The 1336 battle of Tatarahama (多々良浜の戦い, Tatarahama no tatakai) was one of many battles constituting the Nanboku-chō Wars in Japan, in which two rival Imperial Courts battled for legitimacy and control of the country. It was decisive in securing control of the island of Kyūshū for the Northern Imperial Court, which was closely connected to the Ashikaga shogunate.


Early in 1336, a number of Kyūshū clans, anticipating the movements of the shogun's army against them, made efforts to unite and present a formidable resistance. A number of skirmishes were fought against clans loyal to the shogun on the island, including a siege of Dazaifu, in which the Shōni clan stronghold was taken; Shōni Sadatsune fled, but was defeated soon afterwards, and committed suicide along with a number of his retainers.

Shogun Ashikaga Takauji, arriving in Munakata, a short distance away, at this time in early April, learned of the siege of Dazaifu and the death of Shōni Sadatsune. Gathering forces, he marched from Munakata on April 15, and journeyed to Tatarahama, fifteen miles (24 km) away, where he met the opposing army, consisting primarily of warriors of the Kikuchi, Aso, Mihara, and Kuroki clans under the command of a Kikuchi lord.


The military chronicle Baishō-ron describes Tatarahama as "a stretch of over three miles (5 km) of dry foreshore, crossed at the south end by a small stream.

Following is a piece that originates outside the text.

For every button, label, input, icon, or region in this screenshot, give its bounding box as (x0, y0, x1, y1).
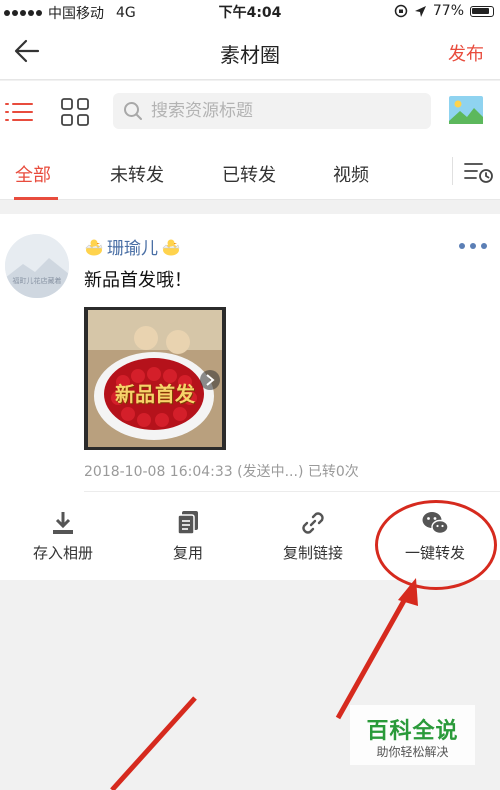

The precincts of the Hakozaki Hachiman Shrine consist of some five square miles of pine forest. To the south lies the city of Hakata."[1]

By the end of the battle, the Kikuchi clan forces had been chased by Ashikaga Tadayoshi to Dazaifu, at which point they fled into the hills. The Aso and Akizuki clan commanders committed suicide, and other commanders simply surrendered.

Takauji rewarded his commanders for their bravery and service, but offered pardon to his opponents, and to several clans not participating in the battle, who thus joined him in its aftermath. Kyūshū thus became united under the shogunate, and the Northern Imperial Court.


  1. ^ Sansom, George (1961). "A History of Japan: 1334-1615." Stanford, California: Stanford University Press. p47.